Architecture & Implementation: Modular TorchScript graph pipelines

• Designed and implemented the entire Python codebase from scratch, building a modular, fault‑tolerant pipeline framework that decouples TorchScript‑serialized models per CT/CTA study, each with its own preprocessing, postprocessing, and multi‑level collation stages.
• Introduced a custom process‑graph / conditional‑subgraph abstraction with node‑level logging, benchmarking, and multiprocessing, allowing independent steps to run in parallel, with clear failure tracebacks and automatic merging of longest‑common‑prefix graphs to deduplicate shared processing.
• Ensured backward compatibility so existing models and legacy pipelines continue to run unchanged, while new models can be plugged into the same modular framework without disrupting production.
• Implemented output caching and database‑backed persistence for intermediate and final results, keeping outputs serializable and memory‑efficient to respect RAM limits on large CT scans.

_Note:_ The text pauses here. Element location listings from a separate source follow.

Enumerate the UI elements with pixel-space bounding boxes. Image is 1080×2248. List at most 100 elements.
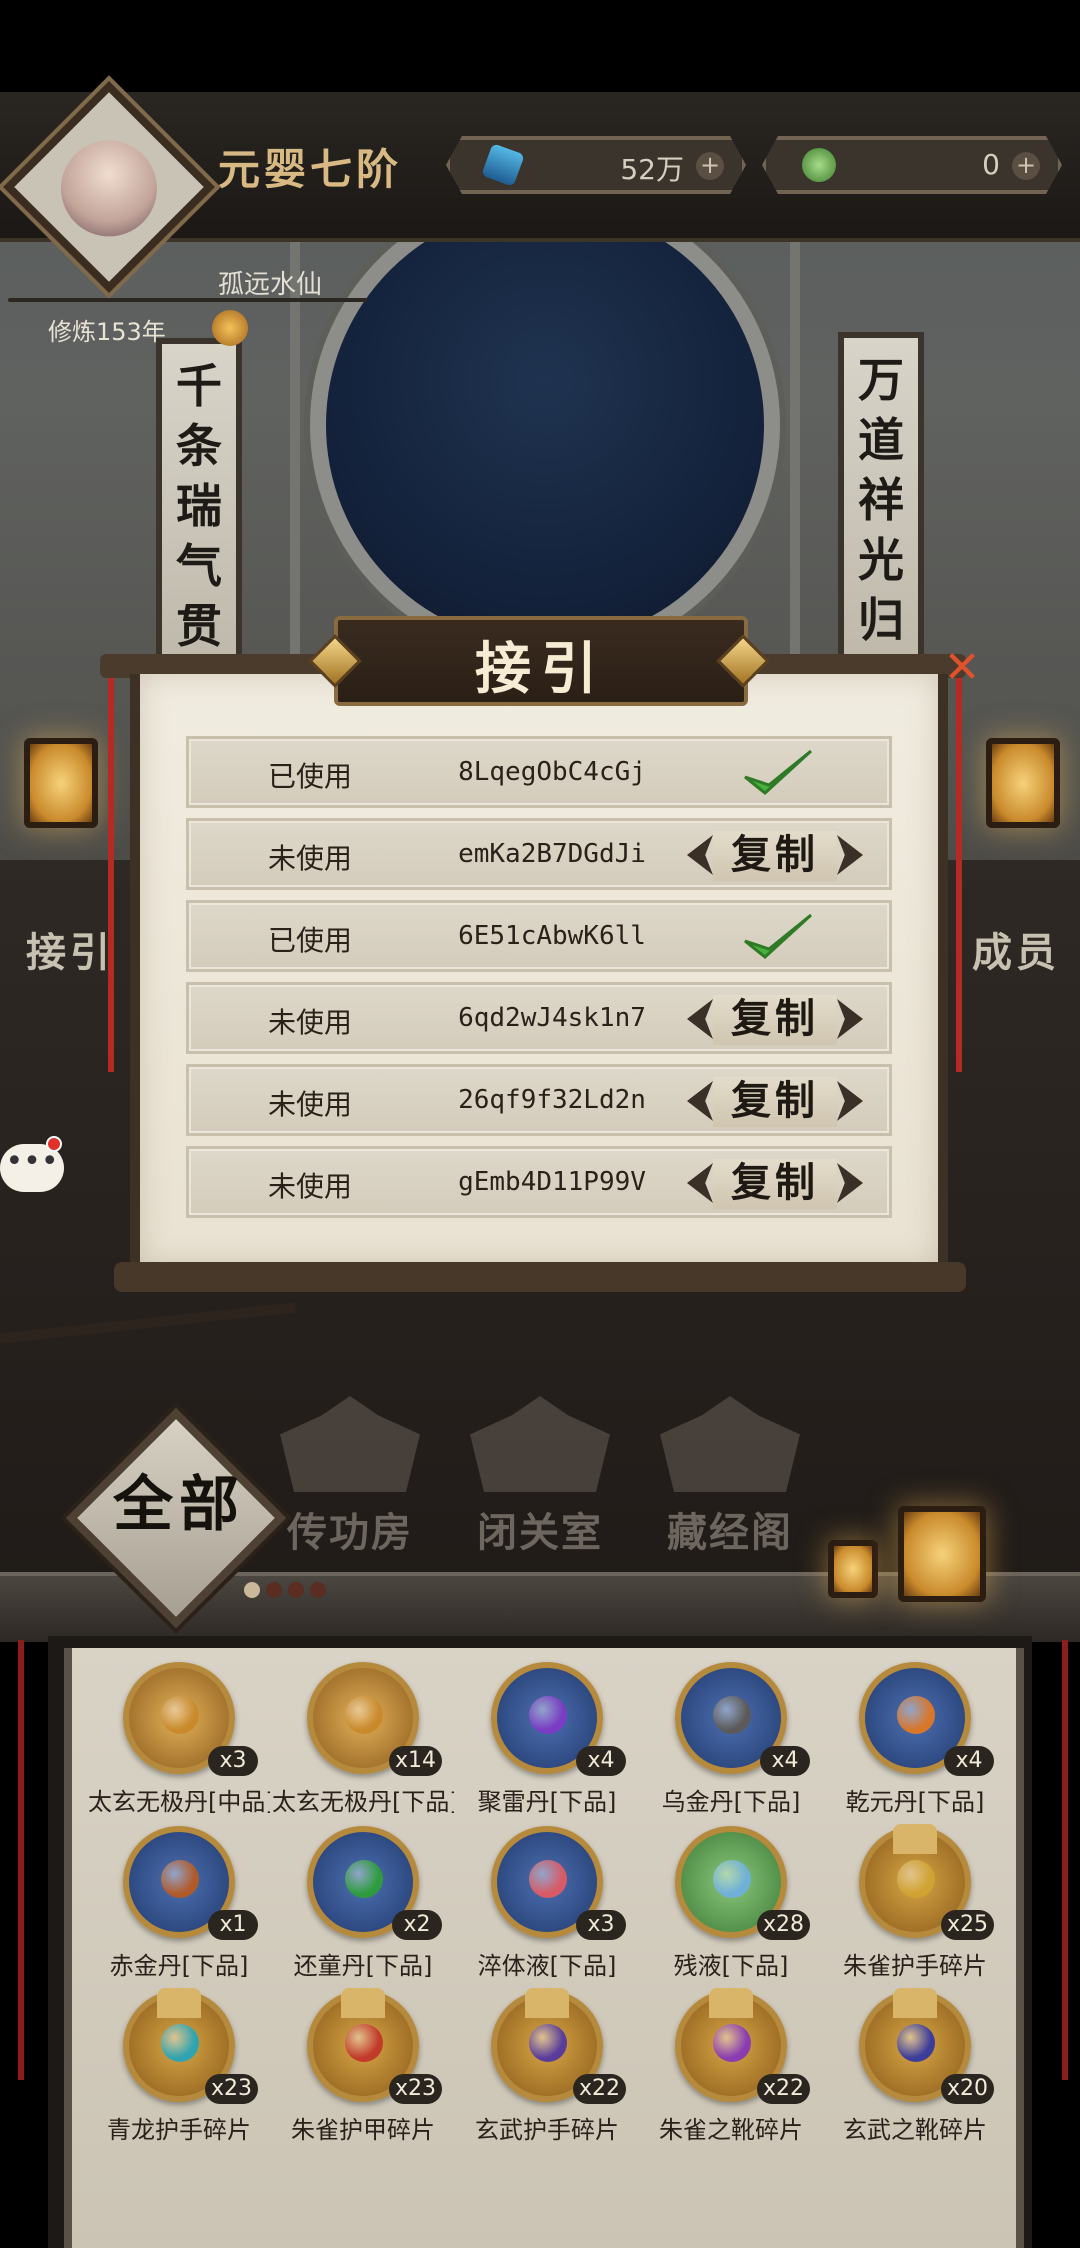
- copy-button[interactable]: 复制: [687, 1159, 863, 1209]
- pavilion-icon: [280, 1396, 420, 1492]
- scroll-bottom-bar: [114, 1262, 966, 1292]
- inventory-item[interactable]: x3 太玄无极丹[中品]: [88, 1662, 270, 1822]
- item-count: x25: [940, 1910, 994, 1940]
- inventory-item[interactable]: x3 淬体液[下品]: [456, 1826, 638, 1986]
- copy-button-label: 复制: [713, 831, 837, 881]
- item-count: x4: [760, 1746, 810, 1776]
- inventory-item[interactable]: x28 残液[下品]: [640, 1826, 822, 1986]
- copy-button[interactable]: 复制: [687, 995, 863, 1045]
- code-status: 未使用: [267, 1088, 352, 1121]
- inventory-item[interactable]: x4 聚雷丹[下品]: [456, 1662, 638, 1822]
- copy-button-label: 复制: [713, 1077, 837, 1127]
- lantern-icon: [828, 1540, 878, 1598]
- inventory-item[interactable]: x20 玄武之靴碎片: [824, 1988, 1006, 2150]
- arrow-right-icon: [837, 1081, 863, 1121]
- item-name: 太玄无极丹[中品]: [88, 1788, 270, 1816]
- building-seclusion-room[interactable]: 闭关室: [470, 1396, 610, 1558]
- invite-code: emKa2B7DGdJi: [458, 839, 646, 869]
- page-dot: [310, 1582, 326, 1598]
- player-name: 孤远水仙: [218, 270, 323, 300]
- code-row: 未使用 gEmb4D11P99V 复制: [186, 1146, 892, 1218]
- inventory-grid: x3 太玄无极丹[中品] x14 太玄无极丹[下品] x4 聚雷丹[下品] x4 乌金丹[下品…: [64, 1648, 1024, 2248]
- inventory-item[interactable]: x1 赤金丹[下品]: [88, 1826, 270, 1986]
- item-count: x4: [576, 1746, 626, 1776]
- lantern-icon: [898, 1506, 986, 1602]
- item-count: x2: [392, 1910, 442, 1940]
- members-entrance[interactable]: 成员: [972, 920, 1060, 978]
- building-scripture-pavilion[interactable]: 藏经阁: [660, 1396, 800, 1558]
- item-icon: [161, 2024, 199, 2062]
- check-icon: [744, 749, 813, 795]
- item-name: 玄武护手碎片: [475, 2116, 619, 2144]
- inventory-item[interactable]: x23 青龙护手碎片: [88, 1988, 270, 2150]
- inventory-item[interactable]: x4 乾元丹[下品]: [824, 1662, 1006, 1822]
- code-status: 未使用: [267, 842, 352, 875]
- puzzle-piece-icon: [893, 1988, 937, 2018]
- item-count: x22: [756, 2074, 810, 2104]
- copy-button-label: 复制: [713, 1159, 837, 1209]
- add-currency-button[interactable]: +: [1012, 152, 1040, 180]
- item-icon: [161, 1860, 199, 1898]
- item-name: 玄武之靴碎片: [843, 2116, 987, 2144]
- item-name: 太玄无极丹[下品]: [272, 1788, 454, 1816]
- inventory-item[interactable]: x22 玄武护手碎片: [456, 1988, 638, 2150]
- arrow-left-icon: [687, 1081, 713, 1121]
- moon-window: [310, 190, 780, 660]
- item-count: x20: [940, 2074, 994, 2104]
- pavilion-icon: [660, 1396, 800, 1492]
- code-status: 未使用: [267, 1006, 352, 1039]
- inventory-item[interactable]: x23 朱雀护甲碎片: [272, 1988, 454, 2150]
- add-currency-button[interactable]: +: [696, 152, 724, 180]
- item-name: 青龙护手碎片: [107, 2116, 251, 2144]
- pavilion-icon: [470, 1396, 610, 1492]
- copy-button[interactable]: 复制: [687, 831, 863, 881]
- guide-entrance[interactable]: 接引: [26, 920, 114, 978]
- code-row: 未使用 6qd2wJ4sk1n7 复制: [186, 982, 892, 1054]
- item-icon: [161, 1696, 199, 1734]
- inventory-item[interactable]: x4 乌金丹[下品]: [640, 1662, 822, 1822]
- modal-title: 接引: [475, 636, 607, 702]
- scroll-rod: [956, 668, 962, 1072]
- invite-code: 6E51cAbwK6ll: [458, 921, 646, 951]
- inventory-item[interactable]: x25 朱雀护手碎片: [824, 1824, 1006, 1986]
- item-name: 还童丹[下品]: [293, 1952, 433, 1980]
- code-row: 已使用 8LqegObC4cGj: [186, 736, 892, 808]
- page-indicator: [244, 1582, 326, 1598]
- currency-spirit-stone: 52万 +: [446, 136, 746, 194]
- item-count: x1: [208, 1910, 258, 1940]
- currency-jade: 0 +: [762, 136, 1062, 194]
- tab-all-label[interactable]: 全部: [94, 1470, 264, 1540]
- code-status: 未使用: [267, 1170, 352, 1203]
- building-label: 闭关室: [477, 1509, 603, 1556]
- arrow-left-icon: [687, 999, 713, 1039]
- code-status: 已使用: [267, 760, 352, 793]
- copy-button[interactable]: 复制: [687, 1077, 863, 1127]
- building-transmission-room[interactable]: 传功房: [280, 1396, 420, 1558]
- couplet-left: 千 条 瑞 气 贯: [156, 338, 242, 668]
- item-name: 聚雷丹[下品]: [477, 1788, 617, 1816]
- close-icon[interactable]: ✕: [940, 646, 984, 690]
- cultivation-years: 修炼153年: [48, 318, 166, 346]
- code-row: 已使用 6E51cAbwK6ll: [186, 900, 892, 972]
- arrow-left-icon: [687, 835, 713, 875]
- item-icon: [345, 1860, 383, 1898]
- coin-icon: [212, 310, 248, 346]
- inventory-item[interactable]: x22 朱雀之靴碎片: [640, 1988, 822, 2150]
- scroll-rod: [1062, 1640, 1068, 2080]
- invite-code-list: 已使用 8LqegObC4cGj 未使用 emKa2B7DGdJi 复制 已使用 6E51c…: [186, 736, 892, 1228]
- lantern-icon: [986, 738, 1060, 828]
- item-name: 赤金丹[下品]: [109, 1952, 249, 1980]
- couplet-char: 道: [858, 413, 904, 467]
- building-label: 传功房: [287, 1509, 413, 1556]
- invite-code: 8LqegObC4cGj: [458, 757, 646, 787]
- item-icon: [897, 2024, 935, 2062]
- item-count: x23: [388, 2074, 442, 2104]
- avatar-portrait: [61, 140, 157, 237]
- inventory-item[interactable]: x2 还童丹[下品]: [272, 1826, 454, 1986]
- item-icon: [529, 2024, 567, 2062]
- couplet-char: 光: [858, 533, 904, 587]
- jade-icon: [802, 148, 836, 182]
- item-count: x4: [944, 1746, 994, 1776]
- inventory-item[interactable]: x14 太玄无极丹[下品]: [272, 1662, 454, 1822]
- item-count: x3: [208, 1746, 258, 1776]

Configuration Management & Safety: Nested Pydantic configs, backward compatible

• Architected a nested Pydantic‑based client‑configuration schema that strictly validates model selection, thresholds, routing, and reporting rules, making it effectively impossible to persist invalid configurations in the database.
• Migrated all existing client configs into the new structure, validating them and enforcing a standardized, modular config format where all clients share a common base schema plus optional, explicit customizations.
• Passed model outputs at every collation stage through Pydantic model classes as an additional safety and consistency check, even though the code path already guarantees correct types in 99.99% of cases.

Quality, Testing, and Tooling: 2k+ tests, enforced pre-commit + CI

• Built >2,000 unit and integration tests using pytest (with parameterization), including end‑to‑end tests for every model pipeline on real data and collation‑level tests on real outputs, raising coverage from 22% to 91%.
• Enforced a high‑quality development workflow with Black, isort, Flake8, and pyupgrade, all wired into pre‑commit hooks so every contributor follows the same style and linting rules.
• Integrated with GitHub Actions (for CODEOWNERS and review ownership of the R&D code) and Jenkins (for build, test, and deployment pipelines managed by engineering), and worked with QA/engineering teams who run additional regression and golden‑case tests before productizing new models.
• Documented the codebase with Google‑style docstrings, type hints, and graph visualizations of the processing pipelines to make behavior transparent for both engineers and non‑R&D stakeholders.

Reliability, Monitoring, and Impact: Resource benchmarking, Slack alerts, < 2 incidents

• Performed extensive benchmarking under multiprocessing to ensure that total CPU, GPU, and RAM usage stays within safe limits; added failsafes and graceful‑degradation paths for resource‑related failures.
• Enabled Slack‑based alerting (implemented with the engineering and business‑integrations teams) for errors, weekly volume metrics, and other key product KPIs.
• Reduced end‑to‑end CT/CTA turnaround time by 57%, cut new‑model integration time from ~8 days to ~1 day, and achieved zero configuration‑related failures with only two processing‑pipeline issues in two years, both resolved in ≤2 days (vs. ~14 days previously).

Collaboration & Leadership: Sole R&D owner → mentor, cross-org standards

• Served as the sole R&D owner for the production pipeline, then transitioned into a mentorship and review role after knowledge transfer, as additional engineers began contributing to the codebase.
• Standardized pre‑commit and testing practices for all technical contributors working on this product, driving a company‑wide uplift in code quality for this area.
• Collaborated closely with the product’s engineering lead, core engineering team, and business‑integrations team to align interfaces, deployment strategy, monitoring, and operational processes.